0,关于RedisRESP
1,定义数据类型
2,定义异步消息状态机
3,定义命令发送模板
4,定义RedisClient
5,实现简单的RESP解析
6,实现命令发送客户端
7,如何使用
8,更多客户端
9,更多测试
10,性能测试
0,关于 Redis RESPRESP 全称 REdis Serialization Protocol ,即 Redis 序列化协议,用于协定客户端使用 socket 连接 Redis 时,数据的传输规则。

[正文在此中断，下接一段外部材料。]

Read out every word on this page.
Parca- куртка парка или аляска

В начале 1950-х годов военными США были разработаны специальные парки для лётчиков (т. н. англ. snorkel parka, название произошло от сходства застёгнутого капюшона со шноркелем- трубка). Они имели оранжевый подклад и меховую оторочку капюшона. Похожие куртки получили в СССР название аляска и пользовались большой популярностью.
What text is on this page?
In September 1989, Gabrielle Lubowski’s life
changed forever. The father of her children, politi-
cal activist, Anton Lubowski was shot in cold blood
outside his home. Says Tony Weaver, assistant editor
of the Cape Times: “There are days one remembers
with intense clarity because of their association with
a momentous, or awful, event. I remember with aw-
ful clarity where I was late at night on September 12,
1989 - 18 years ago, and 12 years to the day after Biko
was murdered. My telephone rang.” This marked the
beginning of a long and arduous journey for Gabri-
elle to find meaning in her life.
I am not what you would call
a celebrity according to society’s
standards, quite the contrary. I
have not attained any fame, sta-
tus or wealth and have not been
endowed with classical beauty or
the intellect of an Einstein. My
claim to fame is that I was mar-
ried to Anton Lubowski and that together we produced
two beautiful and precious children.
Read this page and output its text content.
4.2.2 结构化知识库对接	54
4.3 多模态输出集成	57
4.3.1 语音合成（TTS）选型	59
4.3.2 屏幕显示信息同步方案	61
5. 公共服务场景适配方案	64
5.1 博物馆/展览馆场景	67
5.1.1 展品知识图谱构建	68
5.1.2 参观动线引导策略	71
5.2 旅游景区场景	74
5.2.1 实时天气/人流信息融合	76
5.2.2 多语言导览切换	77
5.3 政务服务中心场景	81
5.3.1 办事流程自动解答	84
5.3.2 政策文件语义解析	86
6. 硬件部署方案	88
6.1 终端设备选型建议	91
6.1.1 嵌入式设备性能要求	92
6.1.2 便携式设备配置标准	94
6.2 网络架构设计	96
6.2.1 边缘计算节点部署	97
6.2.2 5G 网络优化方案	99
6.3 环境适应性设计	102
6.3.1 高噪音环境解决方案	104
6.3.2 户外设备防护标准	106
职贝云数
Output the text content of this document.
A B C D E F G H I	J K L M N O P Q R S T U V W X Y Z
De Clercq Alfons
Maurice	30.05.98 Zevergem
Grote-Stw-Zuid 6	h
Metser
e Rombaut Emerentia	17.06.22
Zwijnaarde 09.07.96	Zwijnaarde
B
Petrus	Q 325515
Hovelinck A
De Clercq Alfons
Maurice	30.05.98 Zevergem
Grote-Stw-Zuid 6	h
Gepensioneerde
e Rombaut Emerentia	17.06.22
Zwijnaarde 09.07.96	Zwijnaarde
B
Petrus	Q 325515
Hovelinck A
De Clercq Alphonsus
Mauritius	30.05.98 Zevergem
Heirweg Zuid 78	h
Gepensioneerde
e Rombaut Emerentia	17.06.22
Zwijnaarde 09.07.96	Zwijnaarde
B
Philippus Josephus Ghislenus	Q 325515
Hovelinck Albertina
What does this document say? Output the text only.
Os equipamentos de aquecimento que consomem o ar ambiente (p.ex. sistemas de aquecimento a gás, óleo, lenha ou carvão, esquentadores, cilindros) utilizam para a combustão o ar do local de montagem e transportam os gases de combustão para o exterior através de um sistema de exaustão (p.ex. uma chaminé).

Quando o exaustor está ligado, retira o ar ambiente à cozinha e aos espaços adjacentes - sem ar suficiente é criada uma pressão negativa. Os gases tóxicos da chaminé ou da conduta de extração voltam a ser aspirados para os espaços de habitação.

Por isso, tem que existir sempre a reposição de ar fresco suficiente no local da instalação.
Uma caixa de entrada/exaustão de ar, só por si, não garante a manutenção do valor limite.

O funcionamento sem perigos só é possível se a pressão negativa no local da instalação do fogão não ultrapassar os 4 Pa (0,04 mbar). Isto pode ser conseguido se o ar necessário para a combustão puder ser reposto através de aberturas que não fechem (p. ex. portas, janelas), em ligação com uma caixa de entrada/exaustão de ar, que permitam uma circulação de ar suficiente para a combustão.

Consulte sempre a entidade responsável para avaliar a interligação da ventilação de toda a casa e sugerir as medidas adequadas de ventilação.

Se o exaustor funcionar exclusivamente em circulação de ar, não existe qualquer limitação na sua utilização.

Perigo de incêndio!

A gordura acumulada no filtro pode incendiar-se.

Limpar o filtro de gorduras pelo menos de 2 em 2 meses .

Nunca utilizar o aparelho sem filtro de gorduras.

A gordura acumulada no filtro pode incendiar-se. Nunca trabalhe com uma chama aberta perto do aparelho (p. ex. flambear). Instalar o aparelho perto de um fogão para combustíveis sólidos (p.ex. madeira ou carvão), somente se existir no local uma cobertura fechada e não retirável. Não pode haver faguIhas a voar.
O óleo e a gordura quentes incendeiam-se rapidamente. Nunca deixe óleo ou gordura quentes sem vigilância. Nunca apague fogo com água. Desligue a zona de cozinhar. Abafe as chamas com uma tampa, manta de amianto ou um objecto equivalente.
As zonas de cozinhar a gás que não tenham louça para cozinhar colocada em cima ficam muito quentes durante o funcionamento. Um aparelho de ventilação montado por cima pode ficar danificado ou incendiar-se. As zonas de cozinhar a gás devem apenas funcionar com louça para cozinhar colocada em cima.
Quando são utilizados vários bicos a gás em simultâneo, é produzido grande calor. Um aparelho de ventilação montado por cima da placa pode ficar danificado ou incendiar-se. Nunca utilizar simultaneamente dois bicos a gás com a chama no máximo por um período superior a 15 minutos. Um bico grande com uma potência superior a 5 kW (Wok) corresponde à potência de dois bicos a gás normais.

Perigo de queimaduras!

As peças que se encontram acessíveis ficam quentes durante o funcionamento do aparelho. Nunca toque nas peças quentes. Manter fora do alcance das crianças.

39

官方协议说明:https://redis.io/topics/protocol
那么 RESP 协议在与 Redis 通讯时的 请求-响应 方式如下:
客户端将命令作为 RESP 大容量字符串数组(即 C# 中使用 byte[] 存储字符串命令)发送到 Redis 服务器。
服务器根据命令实现以 RESP 类型进行回复。
RESP 中的类型并不是指 Redis 的基本数据类型,而是指数据的响应格式:
在 RESP 中,某些数据的类型取决于第一个字节:
对于简单字符串,答复的第一个字节为“ +”
对于错误,回复的第一个字节为“-”
对于整数,答复的第一个字节为“:”
对于批量字符串,答复的第一个字节为“ $”
对于数组,回复的第一个字节为“ *
”
对于这些,可能初学者不太了解,下面我们来实际操作一下。
我们打开 Redis Desktop Manager ,然后点击控制台,输入:
set a 12
set b 12
set c 12
MGET abc
以上命令每行按一下回车键。MGET 是 Redis 中一次性取出多个键的值的命令。
输出结果如下:
本地:0>SET a 12
"OK"
本地:0>SET b 12
"OK"
本地:0>SET c 12
"OK"
本地:0>MGET a b c
1) "12"
2) "12"
3) "12"
但是这个管理工具以及去掉了 RESP 中的协议标识符,我们来写一个 demo 代码,还原 RESP 的本质。
using System;
using System.Linq;
using System.Net;
using System.Net.Sockets;
using System.Text;
using System.Threading;
using System.Threading.Tasks;
namespace ConsoleApp
{
class Program
{
static async Task Main(string[] args)
{
IPAddress IP = IPAddress.Parse("127.0.0.1");
IPEndPoint IPEndPoint = new IPEndPoint(IP, 6379);
Socket client = new Socket(IP.AddressFamily, SocketType.Stream, ProtocolType.Tcp);
await client.ConnectAsync(IPEndPoint);
if (!client.Connected)
{
Console.WriteLine("连接 Redis 服务器失败!");
Console.Read();
}
Console.WriteLine("恭喜恭喜,连接 Redis 服务器成功");
// 后台接收消息
new Thread(() =>
{
while (true)
{
byte[] data = new byte[100];
int size = client.Receive(data);
Console.WriteLine();
Console.WriteLine(Encoding.UTF8.GetString(data));
Console.WriteLine();
}
}).Start();
while (true)
{
Console.Write("$> ");
string command = Console.ReadLine();
// 发送的命令必须以 \r\n 结尾
int size = client.Send(Encoding.UTF8.GetBytes(command + "\r\n"));
Thread.Sleep(100);
}
}
}
}
输入以及输出结果:
$> SET a 123456789
+OK
$> SET b 123456789
+OK
$> SET c 123456789
+OK
$> MGET a b c
*3
$9
123456789
$9
123456789
$9
123456789
可见,Redis 响应的消息内容,是以 $、*、+ 等字符开头的,并且使用 \r\n 分隔。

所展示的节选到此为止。